Despite economic sanctions, political isolation and business risks in a rocky regulatory environment, the chief executive of Russian industrial investment giant Sistema told CNBC its home country was still their key market.
"We continue to focus on Russia as a market because we do see lots of opportunity here," Mikhail Shamolin, board director and chief executive of Sistema, an investment company holding majority stakes in a number of Russian telecommunications, media, utility and retail businesses, told CNBC.
"If you look at many assets in Russia you will often see assets which are undermanaged," Shamolin said.
"Sometimes the owners of the business don't see a future for themselves or for the business. They're not developing the business but rather milking it for cash and we can be a much more efficient owner who believes in the future. By reinvesting in growth and managing business strategically we can create a much stronger value."
Russia has spent over a year in the economic and political wilderness due to international sanctions imposed on the country for its annexation of Crimea and role in the pro-Russian uprising in east Ukraine, which it denies.
As a result, Russia's economic outlook looks poor this year. In April, for example, the economy shrank 4.2 percent from the same period in the previous year, according to Russia's economy ministry.
Despite the negative backdrop however, Shamolin said Russia continued to be the company's prime territory for investment rather than looking abroad for opportunities.
"Our key market and focus continues to be Russia because that's where we have our expertise and that's where we have our competitive advantages, because we understand the market and the business and know how to create value," he said.
"When you go to another market, you immediately face hundreds of competitors who have been in this market for tens if not hundreds of years, if you talk about western European/United States firms, and they know this market much better than you do…what chances do we have to find a good deal which was missed by 10 other competitors that are looking at deals every single day?" he said.
The Sistema conglomerate might be a leader in Russia's investment sphere, with first-quarter earnings reported last week showing a net profit of 32.1 billion rubles ($592 million) – almost three times the amount seen in the same period of 2014 – but that doesn't mean the company has been immune to trials and tribulations in the investment sphere.
Sistema bought a controlling stake in the Bashneft oil company in 2009 for around $2.5 billion, however, a court ruled last October that Sistema's stake in the company should be returned to the Russian state.
The decision to retake Sistema's stake came after a Moscow court put Sistema Chairman, Vladimir Yevtushenkov, under house arrest as part of a money-laundering probe into the acquisition of Bashneft.

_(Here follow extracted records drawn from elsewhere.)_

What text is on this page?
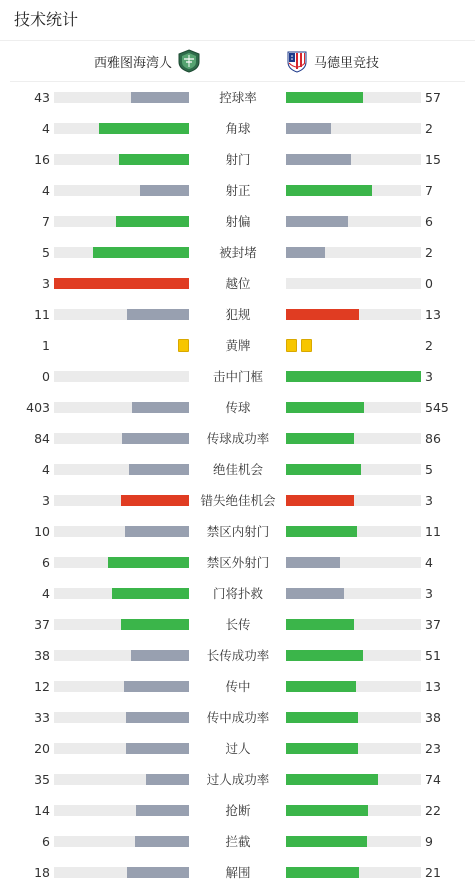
技术统计
西雅图海湾人	马德里竞技
43	控球率	57
4	角球	2
16	射门	15
4	射正	7
7	射偏	6
5	被封堵	2
3	越位	0
11	犯规	13
1	黄牌	2
0	击中门框	3
403	传球	545
84	传球成功率	86
4	绝佳机会	5
3	错失绝佳机会	3
10	禁区内射门	11
6	禁区外射门	4
4	门将扑救	3
37	长传	37
38	长传成功率	51
12	传中	13
33	传中成功率	38
20	过人	23
35	过人成功率	74
14	抢断	22
6	拦截	9
18	解围	21
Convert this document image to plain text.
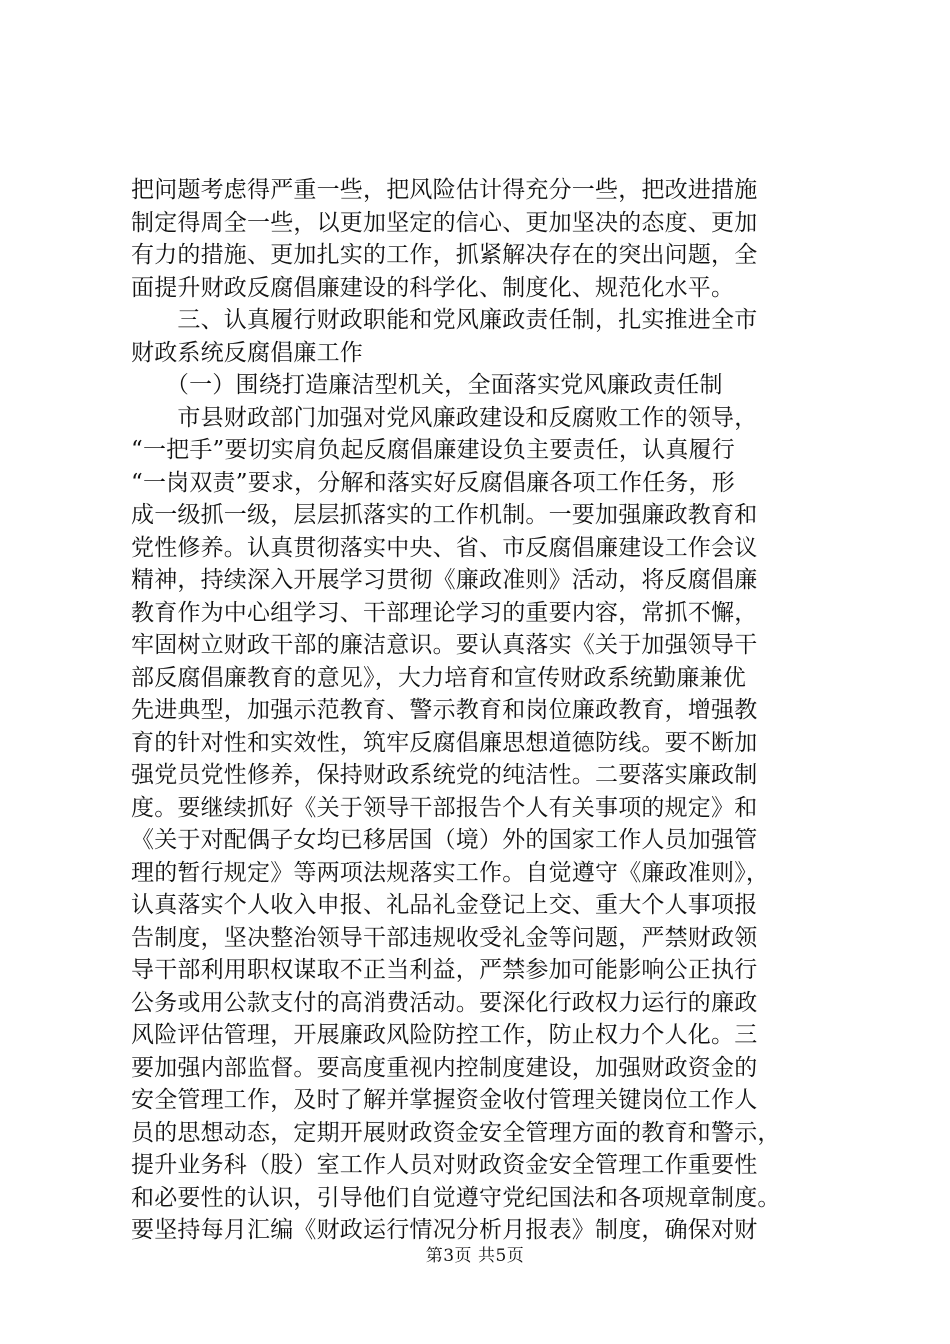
把问题考虑得严重一些，把风险估计得充分一些，把改进措施
制定得周全一些，以更加坚定的信心、更加坚决的态度、更加
有力的措施、更加扎实的工作，抓紧解决存在的突出问题，全
面提升财政反腐倡廉建设的科学化、制度化、规范化水平。
　　三、认真履行财政职能和党风廉政责任制，扎实推进全市
财政系统反腐倡廉工作
　　（一）围绕打造廉洁型机关，全面落实党风廉政责任制
　　市县财政部门加强对党风廉政建设和反腐败工作的领导，
“一把手”要切实肩负起反腐倡廉建设负主要责任，认真履行
“一岗双责”要求，分解和落实好反腐倡廉各项工作任务，形
成一级抓一级，层层抓落实的工作机制。一要加强廉政教育和
党性修养。认真贯彻落实中央、省、市反腐倡廉建设工作会议
精神，持续深入开展学习贯彻《廉政准则》活动，将反腐倡廉
教育作为中心组学习、干部理论学习的重要内容，常抓不懈，
牢固树立财政干部的廉洁意识。要认真落实《关于加强领导干
部反腐倡廉教育的意见》，大力培育和宣传财政系统勤廉兼优
先进典型，加强示范教育、警示教育和岗位廉政教育，增强教
育的针对性和实效性，筑牢反腐倡廉思想道德防线。要不断加
强党员党性修养，保持财政系统党的纯洁性。二要落实廉政制
度。要继续抓好《关于领导干部报告个人有关事项的规定》和
《关于对配偶子女均已移居国（境）外的国家工作人员加强管
理的暂行规定》等两项法规落实工作。自觉遵守《廉政准则》，
认真落实个人收入申报、礼品礼金登记上交、重大个人事项报
告制度，坚决整治领导干部违规收受礼金等问题，严禁财政领
导干部利用职权谋取不正当利益，严禁参加可能影响公正执行
公务或用公款支付的高消费活动。要深化行政权力运行的廉政
风险评估管理，开展廉政风险防控工作，防止权力个人化。三
要加强内部监督。要高度重视内控制度建设，加强财政资金的
安全管理工作，及时了解并掌握资金收付管理关键岗位工作人
员的思想动态，定期开展财政资金安全管理方面的教育和警示，
提升业务科（股）室工作人员对财政资金安全管理工作重要性
和必要性的认识，引导他们自觉遵守党纪国法和各项规章制度。
要坚持每月汇编《财政运行情况分析月报表》制度，确保对财
第3页 共5页
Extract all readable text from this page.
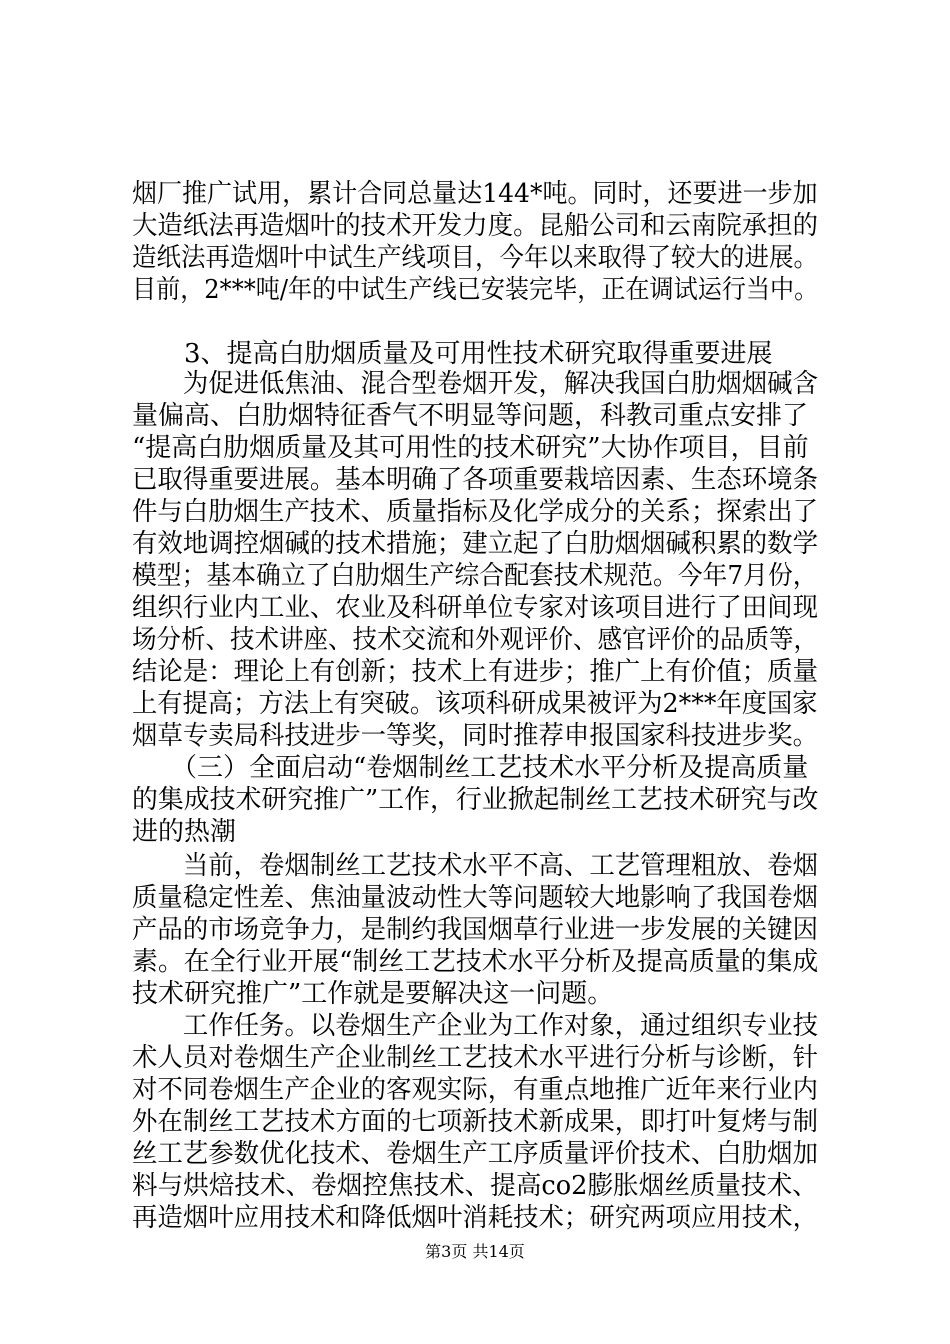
烟厂推广试用，累计合同总量达144*吨。同时，还要进一步加
大造纸法再造烟叶的技术开发力度。昆船公司和云南院承担的
造纸法再造烟叶中试生产线项目，今年以来取得了较大的进展。
目前，2***吨/年的中试生产线已安装完毕，正在调试运行当中。
　　3、提高白肋烟质量及可用性技术研究取得重要进展
　　为促进低焦油、混合型卷烟开发，解决我国白肋烟烟碱含
量偏高、白肋烟特征香气不明显等问题，科教司重点安排了
“提高白肋烟质量及其可用性的技术研究”大协作项目，目前
已取得重要进展。基本明确了各项重要栽培因素、生态环境条
件与白肋烟生产技术、质量指标及化学成分的关系；探索出了
有效地调控烟碱的技术措施；建立起了白肋烟烟碱积累的数学
模型；基本确立了白肋烟生产综合配套技术规范。今年7月份，
组织行业内工业、农业及科研单位专家对该项目进行了田间现
场分析、技术讲座、技术交流和外观评价、感官评价的品质等，
结论是：理论上有创新；技术上有进步；推广上有价值；质量
上有提高；方法上有突破。该项科研成果被评为2***年度国家
烟草专卖局科技进步一等奖，同时推荐申报国家科技进步奖。
　　（三）全面启动“卷烟制丝工艺技术水平分析及提高质量
的集成技术研究推广”工作，行业掀起制丝工艺技术研究与改
进的热潮
　　当前，卷烟制丝工艺技术水平不高、工艺管理粗放、卷烟
质量稳定性差、焦油量波动性大等问题较大地影响了我国卷烟
产品的市场竞争力，是制约我国烟草行业进一步发展的关键因
素。在全行业开展“制丝工艺技术水平分析及提高质量的集成
技术研究推广”工作就是要解决这一问题。
　　工作任务。以卷烟生产企业为工作对象，通过组织专业技
术人员对卷烟生产企业制丝工艺技术水平进行分析与诊断，针
对不同卷烟生产企业的客观实际，有重点地推广近年来行业内
外在制丝工艺技术方面的七项新技术新成果，即打叶复烤与制
丝工艺参数优化技术、卷烟生产工序质量评价技术、白肋烟加
料与烘焙技术、卷烟控焦技术、提高co2膨胀烟丝质量技术、
再造烟叶应用技术和降低烟叶消耗技术；研究两项应用技术，
第3页 共14页
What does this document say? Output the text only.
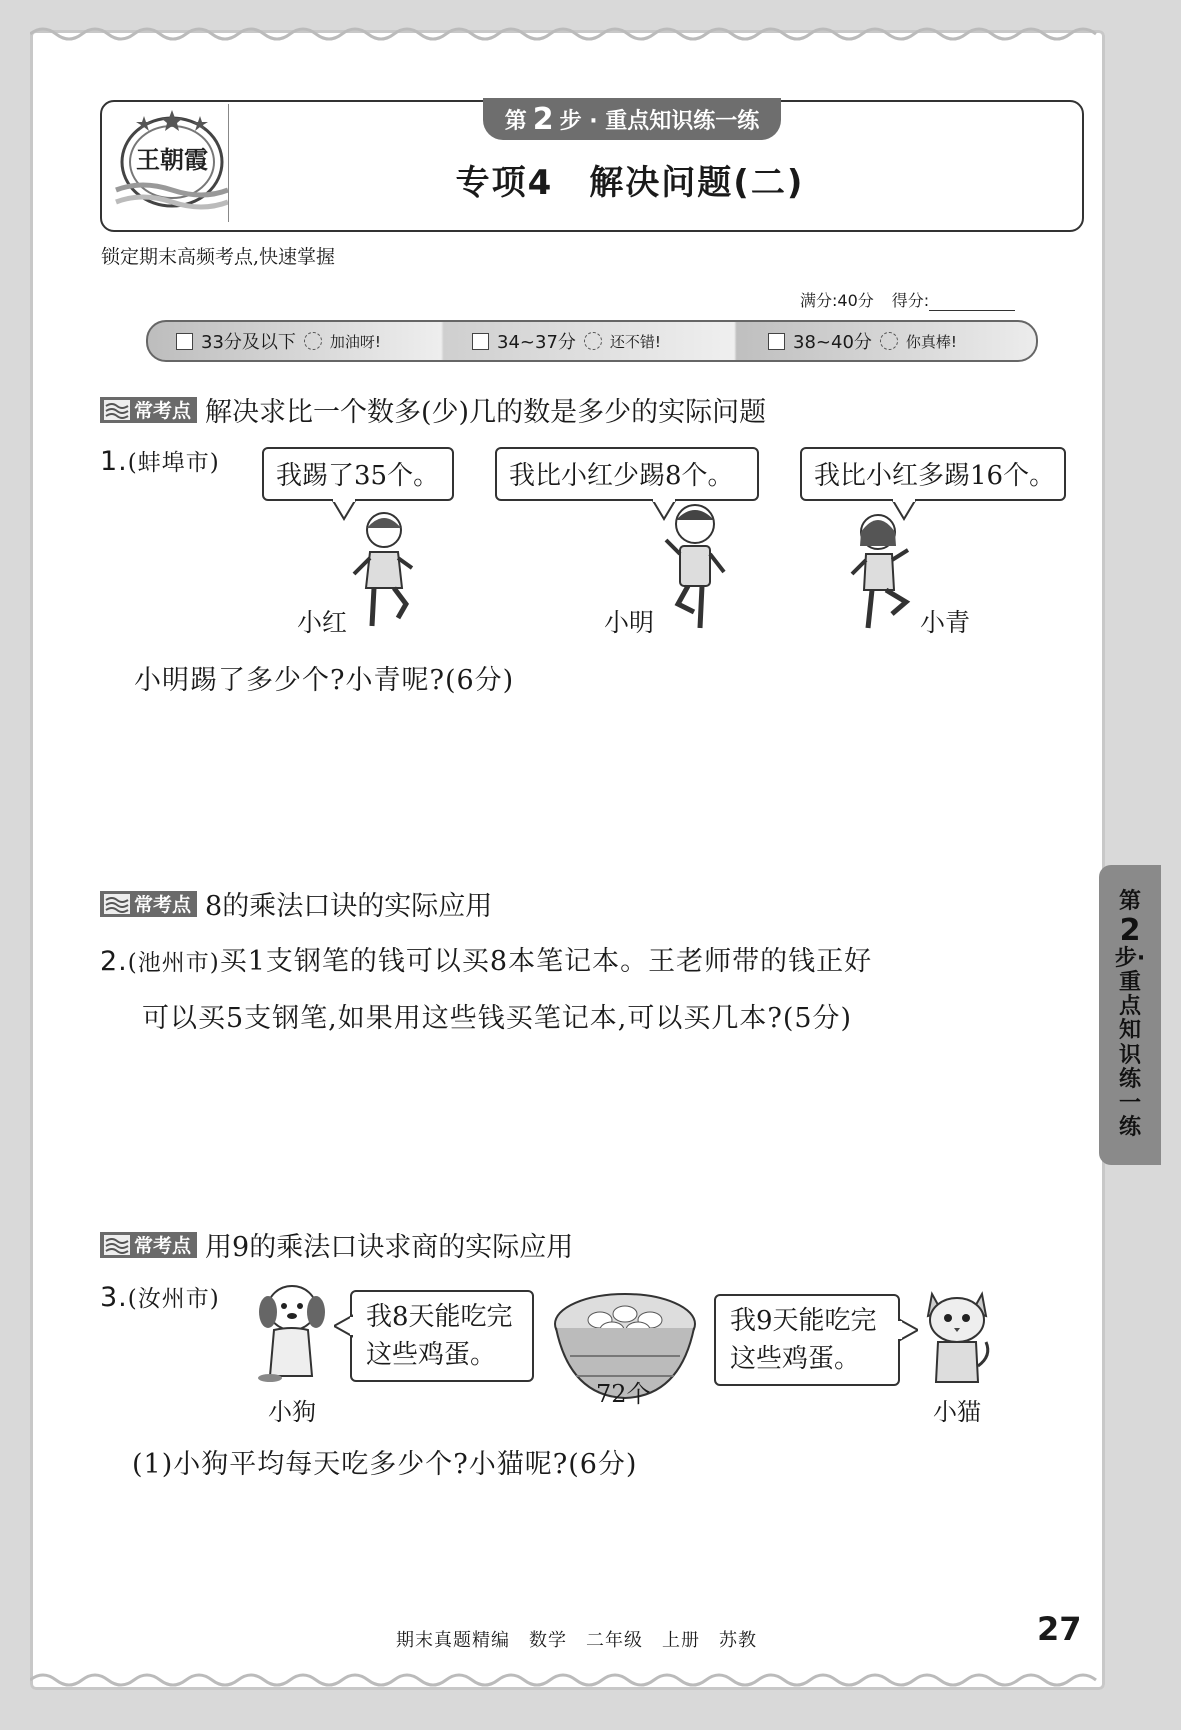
王朝霞
第 2 步 · 重点知识练一练
专项4　解决问题(二)
锁定期末高频考点,快速掌握
满分:40分 得分:
33分及以下 加油呀!	34~37分 还不错!	38~40分 你真棒!
常考点 解决求比一个数多(少)几的数是多少的实际问题
1.(蚌埠市)	我踢了35个。	我比小红少踢8个。	我比小红多踢16个。
小红	小明	小青
小明踢了多少个?小青呢?(6分)
常考点 8的乘法口诀的实际应用
2.(池州市)买1支钢笔的钱可以买8本笔记本。王老师带的钱正好
可以买5支钢笔,如果用这些钱买笔记本,可以买几本?(5分)
常考点 用9的乘法口诀求商的实际应用
3.(汝州市)
我8天能吃完
这些鸡蛋。
72个
我9天能吃完
这些鸡蛋。
小狗	小猫
(1)小狗平均每天吃多少个?小猫呢?(6分)
第
2
步·
重
点
知
识
练
一
练
期末真题精编　数学　二年级　上册　苏教	27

In March, Sistema announced it had reached an "amicable" out-of-court settlement with Ural Invest, the company from whom it initially acquired Bashneft, winning $781 million in damages.
Shamolin told CNBC he "most certainly" considered the Bashneft affair closed, telling CNBC "what happened has happened" although he conceded that he was "very difficult" for him to discuss "whatever the political intentions behind Bashneft's situation."
Despite Shamolin's sanguine attitude towards the situation, the move by the Russian state to seize a privatized company raised concerns about a wider revision of Russia's privatization program of state assets, although Russian President Vladimir Putin rebuffed those fears.
Shamolin told CNBC that "things like that happen in any country, in any economy" and that the company bore no scars from the experience.
"You have risk all over the place and as far as we're concerned, our policy is to be very transparent, very honest in the way we do business. We comply with all the regulations and we try to do things the right way. And if sometimes circumstances work against us, we deal with this as any business would."
He defended Russia as a place to invest, stating that " you cannot say that things like that only happen in Russia and they don't happen anywhere else in the world. If you go to Russia things are going to be bad for you, if you stay in Western Europe or the U.S. things will never happen to you – this is not true."